The name Mammalodon is said to be derived from English mammal and Ancient Greek odontos tooth, meaning "mammal tooth", as its molar teeth are similar to those found in terrestrial carnivores. The Ancient Greek for "tooth" is, however, odous (ὀδούς).

==Description==
Mammalodon, with a length of 3 m, was smaller and more primitive than modern baleen whales. Unlike other baleen whales, Mammalodon had a blunt and rounded snout. The left maxilla—upper jaw—of specimen NMV P199986 preserved four premolars and three molars, and the space between the teeth (diastema) increased towards back into the mouth. The molars decreased in size back into the mouth, like in archaeocetes, and the bottom jaw had two more molars than the upper jaw. The specimen's lower jaw indicates it had 24 lower teeth in all, all tightly spaced together. The upper teeth all looked the same (monodonty), whereas the bottom teeth varied in shape (polydonty) which is an ancient characteristic of whales. There were three lower incisor teeth, and one upper incisor with possibly two or three vestigial incisors. The teeth were likely never replaced, and the whale had the same set of teeth throughout its life. The single upper incisor was markedly smaller than the other teeth, and smaller than the upper incisors of Janjucetus. The cheek teeth—molars and premolars—were all double-rooted, and the lower molars were serrated and triangular.

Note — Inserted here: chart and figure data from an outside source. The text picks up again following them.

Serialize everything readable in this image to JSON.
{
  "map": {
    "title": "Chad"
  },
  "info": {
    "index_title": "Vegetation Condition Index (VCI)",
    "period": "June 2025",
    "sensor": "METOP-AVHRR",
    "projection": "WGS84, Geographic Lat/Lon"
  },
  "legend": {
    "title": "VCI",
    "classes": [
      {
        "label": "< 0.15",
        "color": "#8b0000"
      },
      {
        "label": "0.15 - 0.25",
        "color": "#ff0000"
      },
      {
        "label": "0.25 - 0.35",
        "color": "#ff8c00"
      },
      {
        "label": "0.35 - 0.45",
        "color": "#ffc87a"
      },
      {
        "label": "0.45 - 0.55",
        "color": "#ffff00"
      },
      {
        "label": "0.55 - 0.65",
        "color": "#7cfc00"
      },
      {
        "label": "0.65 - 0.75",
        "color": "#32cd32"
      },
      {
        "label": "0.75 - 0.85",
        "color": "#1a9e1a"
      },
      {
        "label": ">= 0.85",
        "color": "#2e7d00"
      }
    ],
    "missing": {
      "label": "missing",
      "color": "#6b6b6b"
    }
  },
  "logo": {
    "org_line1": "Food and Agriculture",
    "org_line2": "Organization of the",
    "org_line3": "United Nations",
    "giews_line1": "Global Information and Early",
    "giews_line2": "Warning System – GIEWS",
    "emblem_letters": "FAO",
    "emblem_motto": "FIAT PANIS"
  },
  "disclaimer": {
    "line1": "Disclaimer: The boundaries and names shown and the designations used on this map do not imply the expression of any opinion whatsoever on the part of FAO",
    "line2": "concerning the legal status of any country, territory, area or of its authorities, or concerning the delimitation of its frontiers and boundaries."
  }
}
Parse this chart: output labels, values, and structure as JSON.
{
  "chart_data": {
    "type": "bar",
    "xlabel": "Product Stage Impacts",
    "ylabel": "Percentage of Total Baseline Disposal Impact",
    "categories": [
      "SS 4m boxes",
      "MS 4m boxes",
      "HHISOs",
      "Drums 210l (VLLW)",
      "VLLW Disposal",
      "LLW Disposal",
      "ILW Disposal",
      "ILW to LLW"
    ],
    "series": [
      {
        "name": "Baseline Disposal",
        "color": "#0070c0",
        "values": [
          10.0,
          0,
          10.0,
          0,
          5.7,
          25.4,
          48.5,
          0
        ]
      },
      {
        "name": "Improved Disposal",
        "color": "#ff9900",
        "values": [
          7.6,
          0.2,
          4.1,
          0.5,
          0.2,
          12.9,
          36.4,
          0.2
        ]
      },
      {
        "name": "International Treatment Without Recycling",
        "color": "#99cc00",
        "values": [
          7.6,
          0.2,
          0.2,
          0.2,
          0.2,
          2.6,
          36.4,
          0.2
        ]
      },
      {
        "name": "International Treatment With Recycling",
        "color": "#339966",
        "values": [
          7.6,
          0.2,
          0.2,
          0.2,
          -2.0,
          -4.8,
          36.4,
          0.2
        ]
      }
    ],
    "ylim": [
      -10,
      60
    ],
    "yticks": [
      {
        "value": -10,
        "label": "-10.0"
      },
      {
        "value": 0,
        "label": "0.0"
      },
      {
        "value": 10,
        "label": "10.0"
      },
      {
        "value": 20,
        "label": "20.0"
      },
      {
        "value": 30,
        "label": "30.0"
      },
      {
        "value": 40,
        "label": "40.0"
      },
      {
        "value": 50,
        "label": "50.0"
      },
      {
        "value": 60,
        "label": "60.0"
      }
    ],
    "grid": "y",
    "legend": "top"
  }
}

In the holotype of M. colliveri, only the second vertebra of the neck—the axis—is preserved. Unlike in modern baleen whales, but similar to archaeocetes and the ancient toothed baleen whale Aetiocetus, the breastbone is composed of several pieces. The top-most breastbone, the manubrium, is T-shaped and wider than is long like archaeocetes, but plate-like and compressed like modern baleen whales. Unlike in modern whales though similar to archaeocetes, the thyrohyoid bone of the hyoid apparatus used to hold up the tongue is large and tubular as opposed to plate-like. It probably had a fused mandibular symphysis linking the two halves of the jaw together, unlike in later and modern baleen whales.

==Palaeobiology==
As with the closely related genus Janjucetus, Mammalodon lacked baleen, instead possessing well-developed teeth. As such, it was not able to filter-feed in the same manner as extant baleen whales, making its diet and ecological niche a mystery. As the teeth are widely spaced, they may have developed a method of filter-feeding unlike that of other whales. It may have been a bottom filter feeder, its blunt snout helping to suck up organisms from the sea floor.